Sara Daleiden, <city-culture> productions, Domestic Hollywood, 2009. Box set of walking tours and exercises by <city-culture> productions clues you in to the people and forces that shape Hollywood — both the characters you see inhabiting the Walk of Fame sidewalk stars and the public and private city decision-makers directing its redevelopment. This walk of fame tour looks at the interests of The Hollywood Entertainment District, the Community Redevelopment Agency of Los Angeles (CRA) and the Hollywood Chamber of Commerce to ask questions about each agency’s relationship to the changing face of Hollywood. Tour on Hollywood Boulevard, Los Angeles, California. Photo by Sara Daleiden. Courtesy of the artist and <city-culture> productions.

Guillermo Galindo, Echo Exodus, 2017. documenta14. Kassel, Germany. Special thanks to the Mid Atlantic Arts Foundation, the US Artists International, the National Endowment for the Arts, the Andrew W. Mellon Foundation, and New Music USA. Courtesy of the artist.

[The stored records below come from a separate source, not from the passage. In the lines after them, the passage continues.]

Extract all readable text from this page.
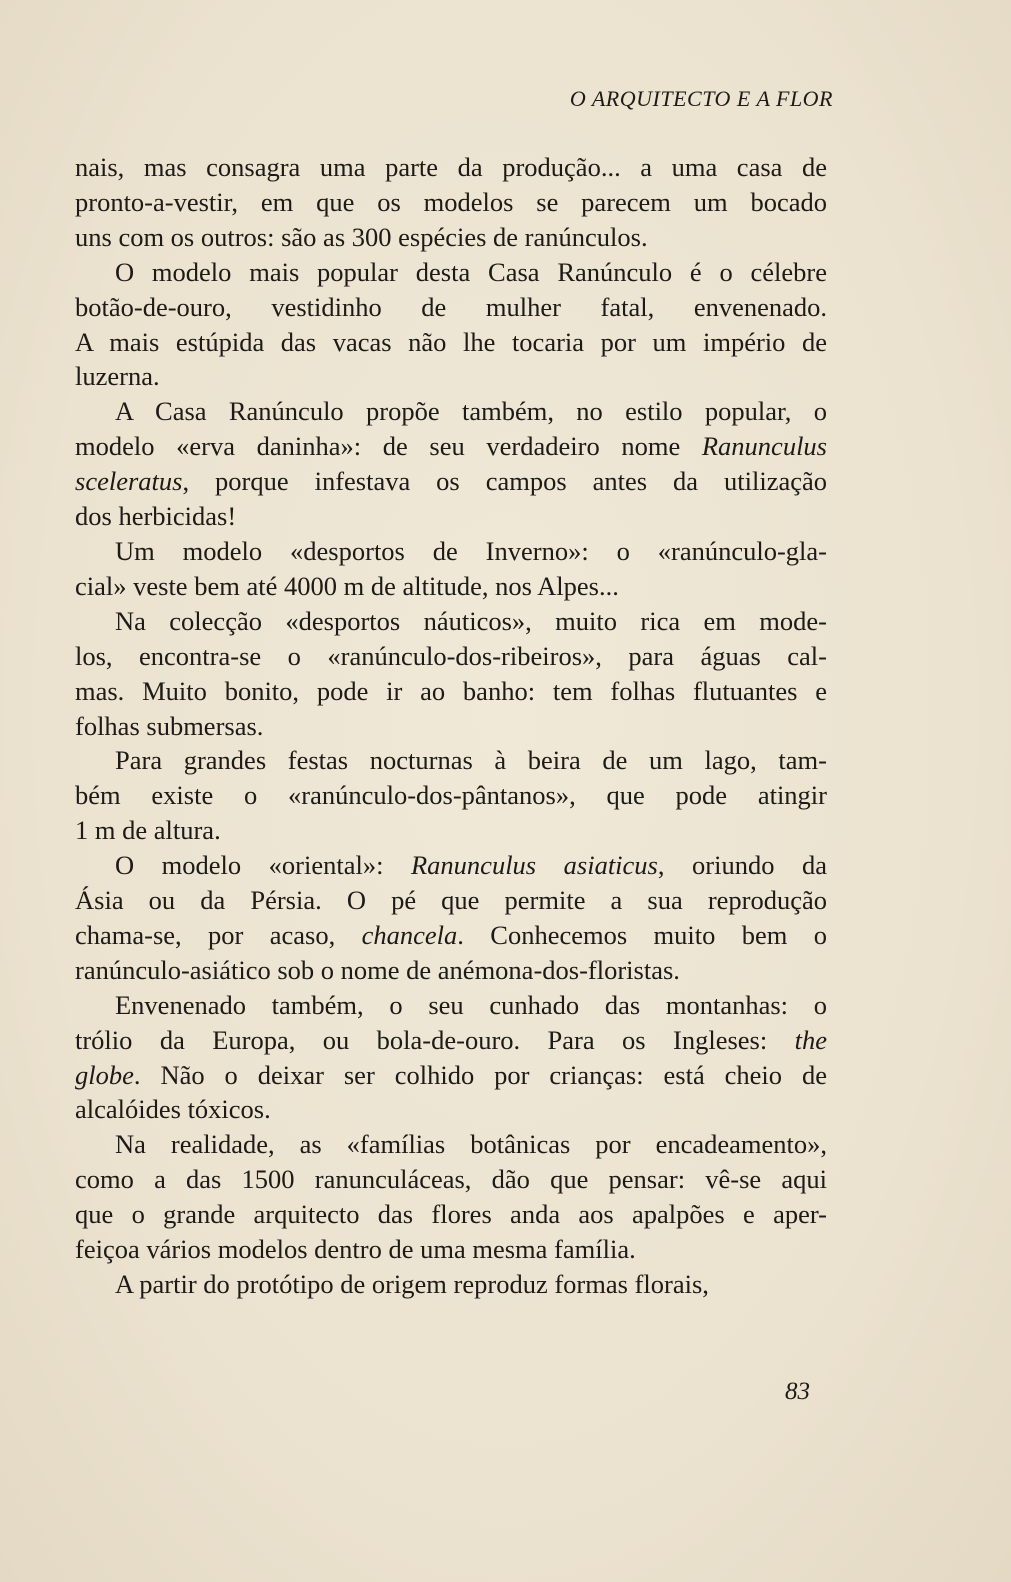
O ARQUITECTO E A FLOR

nais, mas consagra uma parte da produção... a uma casa de
pronto-a-vestir, em que os modelos se parecem um bocado
uns com os outros: são as 300 espécies de ranúnculos.

O modelo mais popular desta Casa Ranúnculo é o célebre
botão-de-ouro, vestidinho de mulher fatal, envenenado.
A mais estúpida das vacas não lhe tocaria por um império de
luzerna.

A Casa Ranúnculo propõe também, no estilo popular, o
modelo «erva daninha»: de seu verdadeiro nome Ranunculus
sceleratus, porque infestava os campos antes da utilização
dos herbicidas!

Um modelo «desportos de Inverno»: o «ranúnculo-gla-
cial» veste bem até 4000 m de altitude, nos Alpes...

Na colecção «desportos náuticos», muito rica em mode-
los, encontra-se o «ranúnculo-dos-ribeiros», para águas cal-
mas. Muito bonito, pode ir ao banho: tem folhas flutuantes e
folhas submersas.

Para grandes festas nocturnas à beira de um lago, tam-
bém existe o «ranúnculo-dos-pântanos», que pode atingir
1 m de altura.

O modelo «oriental»: Ranunculus asiaticus, oriundo da
Ásia ou da Pérsia. O pé que permite a sua reprodução
chama-se, por acaso, chancela. Conhecemos muito bem o
ranúnculo-asiático sob o nome de anémona-dos-floristas.

Envenenado também, o seu cunhado das montanhas: o
trólio da Europa, ou bola-de-ouro. Para os Ingleses: the
globe. Não o deixar ser colhido por crianças: está cheio de
alcalóides tóxicos.

Na realidade, as «famílias botânicas por encadeamento»,
como a das 1500 ranunculáceas, dão que pensar: vê-se aqui
que o grande arquitecto das flores anda aos apalpões e aper-
feiçoa vários modelos dentro de uma mesma família.

A partir do protótipo de origem reproduz formas florais,

83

Postcommodity, Repellent Fence, 2015. Earth, cinder block, para-cord, pvc spheres, helium. Land art installation and community engagement. Installation view, US/Mexico Border, Douglas, Arizona / Agua Prieta, Sonora. Courtesy of the artist.

Renée Petropoulos with Arturo Hernandez, Platforms & Wool, 2018. Studio view. 96 x 222 inches. Courtesy of Museo de Arte Contemporanea de Oaxaca, Mexico.

Jimena Sarno, from sea to shining sea, 2017. Sculpture, sound and video installation. Director of Photography and camera by Alison Kelly. Still photograph by Gelare Khoshgozaran.